If you have been following along with our series on how to tune up your resume, you’re going to notice a few things about your resume. It should look like it tells a story: your story. Now, it’s not your whole story, there is a lot missing because it does not belong on any resume or because it’s not relevant to the positions you’ve been applying for. Still, it shouldn’t take a giant leap of the imagination for any reader to build that narrative your resume is telling. BUT JUST INCASE, there is this amazing thing known as a cover letter! The cover letter paints the resume narrative for them, highlights some plot points they may have missed, and shows them exactly why your entire life has been leading up to the point where you apply to their organization. Realistically, we all know that Communications degree was a shot in the dark and there may have been some lost months before you dusted off those Cheetos from your fingertips and saw the job posted on Craigslist between binging episodes of Iron Fist –but that’s not what the cover letter is about!
A Simple Necessity
Let’s get some facts out of the way. According to a 2014 survey by the Society for Human Resource Management found that 41% of employers consider cover letters important or very important. When two out of five say it’s important, you need to pay attention. Further, another 22% percent of employers say it is a mistake to exclude a cover letter. Realistically, we are looking at only two out of five employers being okay with you not including a cover letter. Three out of five employers believe that it is important to include or that it looks bad if you don’t have a cover letter. The employers that are less likely to look at a cover letter are typically the larger private companies (500+ employees ). The employers that particularly pay attention to cover letters are smaller companies and government or public organizations. Think about it like this: if you are applying to a national conglomerate, cover letters are not going to play a huge factor. If you are applying to a small community organization, you can imagine they would be interested in knowing a little bit about your story before they bring you in for an interview. Most companies are somewhere in the middle of this spectrum, but you should know that the size of the company and the number of applicants they can expect plays a large role in determining whether or not they can afford to pay attention to your cover letter.

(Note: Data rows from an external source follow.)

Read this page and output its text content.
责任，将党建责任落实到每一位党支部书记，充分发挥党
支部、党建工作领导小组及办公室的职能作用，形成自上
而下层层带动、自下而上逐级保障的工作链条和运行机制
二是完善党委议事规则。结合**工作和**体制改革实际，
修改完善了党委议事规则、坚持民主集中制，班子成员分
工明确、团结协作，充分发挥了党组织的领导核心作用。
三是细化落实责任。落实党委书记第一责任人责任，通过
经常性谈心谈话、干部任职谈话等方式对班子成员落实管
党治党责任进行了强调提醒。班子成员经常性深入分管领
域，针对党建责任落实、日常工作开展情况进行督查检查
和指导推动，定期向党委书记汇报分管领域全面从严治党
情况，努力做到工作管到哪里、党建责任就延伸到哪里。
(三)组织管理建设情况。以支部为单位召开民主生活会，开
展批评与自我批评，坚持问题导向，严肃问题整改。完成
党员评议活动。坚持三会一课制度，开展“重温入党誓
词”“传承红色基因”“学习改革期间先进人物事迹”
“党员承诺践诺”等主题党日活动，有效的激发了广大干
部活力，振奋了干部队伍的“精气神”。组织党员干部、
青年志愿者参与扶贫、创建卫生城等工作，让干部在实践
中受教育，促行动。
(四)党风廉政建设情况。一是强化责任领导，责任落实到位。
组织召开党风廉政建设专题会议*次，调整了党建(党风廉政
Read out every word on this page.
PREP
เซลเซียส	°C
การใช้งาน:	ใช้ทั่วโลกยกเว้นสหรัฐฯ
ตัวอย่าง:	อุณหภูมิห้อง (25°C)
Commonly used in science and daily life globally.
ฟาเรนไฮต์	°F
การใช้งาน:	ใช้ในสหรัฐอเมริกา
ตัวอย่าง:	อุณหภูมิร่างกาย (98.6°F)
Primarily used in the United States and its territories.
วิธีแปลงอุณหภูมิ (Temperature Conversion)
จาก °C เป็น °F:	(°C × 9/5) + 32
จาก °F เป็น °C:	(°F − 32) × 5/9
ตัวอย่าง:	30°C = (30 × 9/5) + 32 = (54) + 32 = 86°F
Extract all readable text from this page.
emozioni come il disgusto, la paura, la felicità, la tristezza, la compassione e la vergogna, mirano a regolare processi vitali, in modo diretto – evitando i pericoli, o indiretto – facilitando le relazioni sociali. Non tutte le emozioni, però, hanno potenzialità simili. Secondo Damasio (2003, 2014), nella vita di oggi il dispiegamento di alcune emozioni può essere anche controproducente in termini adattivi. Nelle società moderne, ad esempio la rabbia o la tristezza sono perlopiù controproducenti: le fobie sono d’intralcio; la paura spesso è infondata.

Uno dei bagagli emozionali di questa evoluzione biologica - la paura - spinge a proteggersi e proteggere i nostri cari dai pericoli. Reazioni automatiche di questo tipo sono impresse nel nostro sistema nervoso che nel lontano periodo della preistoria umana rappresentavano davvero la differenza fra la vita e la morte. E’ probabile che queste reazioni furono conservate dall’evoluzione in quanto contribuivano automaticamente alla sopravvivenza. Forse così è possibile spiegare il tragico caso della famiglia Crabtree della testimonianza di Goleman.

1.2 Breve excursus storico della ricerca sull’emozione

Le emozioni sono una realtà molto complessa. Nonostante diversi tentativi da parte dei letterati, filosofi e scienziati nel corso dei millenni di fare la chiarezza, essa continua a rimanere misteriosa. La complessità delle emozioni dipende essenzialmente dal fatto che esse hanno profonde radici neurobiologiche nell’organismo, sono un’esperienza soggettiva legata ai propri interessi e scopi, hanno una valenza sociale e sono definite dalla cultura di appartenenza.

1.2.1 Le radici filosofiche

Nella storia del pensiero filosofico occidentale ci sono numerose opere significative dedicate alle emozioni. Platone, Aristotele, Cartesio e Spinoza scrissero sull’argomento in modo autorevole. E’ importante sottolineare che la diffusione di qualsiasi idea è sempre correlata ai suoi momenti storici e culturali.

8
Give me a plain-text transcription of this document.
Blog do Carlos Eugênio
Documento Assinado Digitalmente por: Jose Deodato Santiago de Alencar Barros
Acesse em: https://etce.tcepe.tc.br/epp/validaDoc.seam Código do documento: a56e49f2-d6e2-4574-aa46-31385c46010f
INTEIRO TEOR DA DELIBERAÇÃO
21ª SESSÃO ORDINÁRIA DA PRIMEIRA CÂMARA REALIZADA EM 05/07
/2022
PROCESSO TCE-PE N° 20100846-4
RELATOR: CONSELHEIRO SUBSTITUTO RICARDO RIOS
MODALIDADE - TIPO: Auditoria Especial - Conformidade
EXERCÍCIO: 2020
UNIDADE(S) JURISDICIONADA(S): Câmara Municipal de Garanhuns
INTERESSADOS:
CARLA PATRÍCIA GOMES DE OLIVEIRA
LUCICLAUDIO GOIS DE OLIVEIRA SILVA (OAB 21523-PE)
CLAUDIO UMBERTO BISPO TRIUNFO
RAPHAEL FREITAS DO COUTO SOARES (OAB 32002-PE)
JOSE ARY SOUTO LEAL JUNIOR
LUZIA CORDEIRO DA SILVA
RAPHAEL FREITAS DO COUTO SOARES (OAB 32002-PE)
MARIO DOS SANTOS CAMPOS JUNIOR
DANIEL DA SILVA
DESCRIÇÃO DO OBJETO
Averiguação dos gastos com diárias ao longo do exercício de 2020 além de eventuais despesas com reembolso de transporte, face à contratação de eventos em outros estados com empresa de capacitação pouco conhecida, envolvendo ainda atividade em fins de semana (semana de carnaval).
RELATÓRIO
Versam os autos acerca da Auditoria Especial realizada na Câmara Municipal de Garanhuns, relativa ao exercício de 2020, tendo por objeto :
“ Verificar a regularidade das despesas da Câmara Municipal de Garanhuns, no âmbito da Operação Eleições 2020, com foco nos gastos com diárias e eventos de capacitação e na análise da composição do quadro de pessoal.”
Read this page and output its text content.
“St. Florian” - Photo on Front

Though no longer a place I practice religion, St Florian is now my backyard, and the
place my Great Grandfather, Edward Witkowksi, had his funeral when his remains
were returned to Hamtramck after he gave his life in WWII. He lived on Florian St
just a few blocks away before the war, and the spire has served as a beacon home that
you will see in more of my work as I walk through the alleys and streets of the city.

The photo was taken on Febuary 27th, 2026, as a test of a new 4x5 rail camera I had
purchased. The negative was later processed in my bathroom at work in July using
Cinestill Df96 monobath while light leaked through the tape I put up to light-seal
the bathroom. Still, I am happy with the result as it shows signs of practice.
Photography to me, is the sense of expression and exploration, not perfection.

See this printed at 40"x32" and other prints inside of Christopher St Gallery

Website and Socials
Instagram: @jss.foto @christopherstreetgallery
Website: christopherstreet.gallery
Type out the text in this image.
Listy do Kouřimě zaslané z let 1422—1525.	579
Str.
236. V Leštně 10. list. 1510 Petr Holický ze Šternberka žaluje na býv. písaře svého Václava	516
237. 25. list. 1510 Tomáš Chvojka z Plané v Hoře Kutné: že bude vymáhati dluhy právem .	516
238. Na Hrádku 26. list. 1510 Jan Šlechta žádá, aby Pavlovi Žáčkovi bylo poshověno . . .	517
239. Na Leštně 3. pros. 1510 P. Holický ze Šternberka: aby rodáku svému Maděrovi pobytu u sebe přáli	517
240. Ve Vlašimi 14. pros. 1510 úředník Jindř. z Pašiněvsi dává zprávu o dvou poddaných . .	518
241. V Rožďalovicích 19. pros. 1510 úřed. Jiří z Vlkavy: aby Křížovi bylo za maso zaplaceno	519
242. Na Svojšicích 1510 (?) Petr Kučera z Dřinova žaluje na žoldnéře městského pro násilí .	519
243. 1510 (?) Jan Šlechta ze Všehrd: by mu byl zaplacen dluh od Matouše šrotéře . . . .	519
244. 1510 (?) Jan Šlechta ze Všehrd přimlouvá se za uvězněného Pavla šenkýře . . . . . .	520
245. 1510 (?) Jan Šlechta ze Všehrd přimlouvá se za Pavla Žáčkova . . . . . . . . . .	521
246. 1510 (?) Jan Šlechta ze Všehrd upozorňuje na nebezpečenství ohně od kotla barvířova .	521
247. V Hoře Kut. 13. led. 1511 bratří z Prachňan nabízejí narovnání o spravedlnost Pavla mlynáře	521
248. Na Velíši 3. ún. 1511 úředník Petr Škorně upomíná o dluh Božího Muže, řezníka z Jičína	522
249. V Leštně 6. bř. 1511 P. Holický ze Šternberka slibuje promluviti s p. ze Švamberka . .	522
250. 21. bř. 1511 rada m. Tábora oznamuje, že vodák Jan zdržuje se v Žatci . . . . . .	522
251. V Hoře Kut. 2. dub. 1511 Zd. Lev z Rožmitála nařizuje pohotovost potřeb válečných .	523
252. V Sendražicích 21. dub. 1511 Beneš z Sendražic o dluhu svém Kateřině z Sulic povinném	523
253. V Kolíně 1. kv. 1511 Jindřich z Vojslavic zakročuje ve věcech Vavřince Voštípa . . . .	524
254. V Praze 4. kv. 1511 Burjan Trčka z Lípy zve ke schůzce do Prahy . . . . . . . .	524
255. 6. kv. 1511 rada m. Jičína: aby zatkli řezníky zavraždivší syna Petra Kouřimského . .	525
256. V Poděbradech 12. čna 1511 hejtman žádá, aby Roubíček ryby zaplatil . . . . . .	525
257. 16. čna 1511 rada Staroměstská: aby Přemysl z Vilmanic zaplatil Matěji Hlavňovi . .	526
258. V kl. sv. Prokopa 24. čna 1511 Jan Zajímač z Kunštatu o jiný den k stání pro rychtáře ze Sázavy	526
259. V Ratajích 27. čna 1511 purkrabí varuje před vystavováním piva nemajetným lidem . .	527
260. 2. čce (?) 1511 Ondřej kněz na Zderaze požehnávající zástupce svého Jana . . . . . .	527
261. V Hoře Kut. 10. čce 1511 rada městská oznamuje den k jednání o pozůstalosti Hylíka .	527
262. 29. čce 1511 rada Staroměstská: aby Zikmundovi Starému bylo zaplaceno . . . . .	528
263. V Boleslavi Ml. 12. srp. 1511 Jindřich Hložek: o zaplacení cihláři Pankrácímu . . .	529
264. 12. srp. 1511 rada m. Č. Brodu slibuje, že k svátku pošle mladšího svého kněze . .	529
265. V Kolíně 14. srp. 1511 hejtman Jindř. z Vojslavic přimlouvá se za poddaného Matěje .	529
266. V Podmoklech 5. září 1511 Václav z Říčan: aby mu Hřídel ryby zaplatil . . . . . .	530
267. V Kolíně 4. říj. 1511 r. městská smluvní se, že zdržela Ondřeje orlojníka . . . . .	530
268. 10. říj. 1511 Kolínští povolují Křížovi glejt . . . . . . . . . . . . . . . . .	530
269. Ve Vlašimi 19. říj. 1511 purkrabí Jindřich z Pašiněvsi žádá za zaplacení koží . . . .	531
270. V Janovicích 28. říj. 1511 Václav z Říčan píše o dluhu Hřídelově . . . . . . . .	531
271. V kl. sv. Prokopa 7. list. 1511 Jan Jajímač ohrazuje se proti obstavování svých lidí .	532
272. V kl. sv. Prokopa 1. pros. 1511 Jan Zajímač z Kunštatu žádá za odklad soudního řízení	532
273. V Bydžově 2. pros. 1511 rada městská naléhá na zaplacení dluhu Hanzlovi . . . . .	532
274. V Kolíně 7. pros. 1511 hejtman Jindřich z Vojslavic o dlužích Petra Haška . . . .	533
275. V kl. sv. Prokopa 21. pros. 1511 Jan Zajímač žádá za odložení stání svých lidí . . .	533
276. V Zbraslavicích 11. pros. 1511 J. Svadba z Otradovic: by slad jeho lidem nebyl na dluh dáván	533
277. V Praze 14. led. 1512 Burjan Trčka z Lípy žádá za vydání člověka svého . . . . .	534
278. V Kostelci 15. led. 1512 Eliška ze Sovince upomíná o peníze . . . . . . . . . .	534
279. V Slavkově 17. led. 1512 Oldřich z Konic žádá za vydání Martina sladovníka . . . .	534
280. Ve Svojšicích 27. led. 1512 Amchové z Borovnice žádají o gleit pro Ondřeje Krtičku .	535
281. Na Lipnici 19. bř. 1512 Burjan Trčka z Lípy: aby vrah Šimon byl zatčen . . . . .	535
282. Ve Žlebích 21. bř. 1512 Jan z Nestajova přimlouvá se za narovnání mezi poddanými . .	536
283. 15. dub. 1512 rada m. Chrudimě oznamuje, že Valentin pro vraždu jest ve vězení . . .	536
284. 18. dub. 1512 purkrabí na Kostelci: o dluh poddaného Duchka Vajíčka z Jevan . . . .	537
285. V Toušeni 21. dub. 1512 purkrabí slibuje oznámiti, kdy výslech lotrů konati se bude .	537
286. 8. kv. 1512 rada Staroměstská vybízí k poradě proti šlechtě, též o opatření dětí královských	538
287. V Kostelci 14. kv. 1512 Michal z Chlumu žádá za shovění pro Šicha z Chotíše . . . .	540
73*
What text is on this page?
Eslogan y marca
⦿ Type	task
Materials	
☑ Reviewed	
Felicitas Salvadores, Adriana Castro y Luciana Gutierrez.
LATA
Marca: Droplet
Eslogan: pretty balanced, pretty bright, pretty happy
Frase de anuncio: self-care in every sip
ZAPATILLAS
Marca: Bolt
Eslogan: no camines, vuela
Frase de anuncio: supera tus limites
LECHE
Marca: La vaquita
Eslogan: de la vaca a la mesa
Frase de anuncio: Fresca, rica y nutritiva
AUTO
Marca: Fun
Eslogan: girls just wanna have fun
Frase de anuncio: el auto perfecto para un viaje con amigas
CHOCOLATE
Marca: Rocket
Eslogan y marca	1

Cover letters are not something you should stress about. First and foremost, while most employers appreciate you sending a cover letter and will make a judgment based on your ability to follow directions, that does not mean they will actually read the letter. While you should certainly include a cover letter in your application, stressing over a document that will likely not be read is not an effective use of time during your job search. You also shouldn’t stress because you should not be putting a tremendous amount of resources into your cover letter. Employers prefer concise cover letters that are AT MOST one page, with most employers agreeing that a half page cover letter is the ideal length. Many employers simply say “the shorter the better” when it comes to these documents. As you can see, while there may not be too much emphasis on the content of the cover letter, its presence can be enough to tell employers enough to make a judgment.
Most people think a cover letter is like you shaking your own hand, commenting about how firm your grip is, and telling everyone that was the best handshake of your life.
Context is Key
A good cover letter is not a repetition of what was on your resume. It is not the minutes from the me-club meeting. It provides context for your accomplishments and shows the employer where they fit in along the route of your career. It answers all the lingering questions that your resume may have left:
- Is this person going to leave after ___ months?
- What was that gap in employment about?
- If they’re so good, why didn’t they get promoted at their last job?
- Does this person care about the work or are they in it just for the check/benefits/exposure?
- Who put the bomp in the bomp shebop shebop?
- Isn’t this position a step down for them? Why are they applying?
- Why are they trying to do X if all their experience is in Y ?
Each of these questions is a potential deal-breaker if left unexplained. An interview would also be a great place to explain these things, but you need to earn that first. If your cover letter does not touch any of the questions your resume leaves, good luck getting called in for that interview. Not every resume has questions that are left unanswered and not every reader will have the same questions after reading your resume. You need to put yourself in the shoes of the hiring manager and be very honest about the final impression your resume leaves. If you can’t do this, ask for help. Have someone (or two or three) go over your resume and ask them if they have ANY reservations about hiring this person. THEN ask yourself if these reservations are appropriate to address on your resume. If not, cover letter to the rescue! These are the questions YOUR cover letters need to address in order to make the reader confident you will make them look good when you are hired. If you leave this up to their own devices, they will fill in the blanks themselves with an excuse not to hire you.
So I Don’t Need A Cover Letter if I’m Perfect?
You don’t need a cover letter if you don’t need a job. Aside from the primary purpose of soothing the worries of a neurotic hiring manager who is one bad hire away from creating their own cover letters, there are other things your cover letter does to help. Again, it’s not here to waste time telling me things I already saw on the resume. There are other details about yourself that increase your chances of being hired that do not belong on your resume. You need to get as many of these that apply to you on your cover letter as possible. You never know which detail will be the deciding factor for the reader, so casting the widest net possible is your best bet to sink the bait (That’s how you fish, right?). If you are interested in doing everything you can to secure that job, you are interested in having a functional cover letter.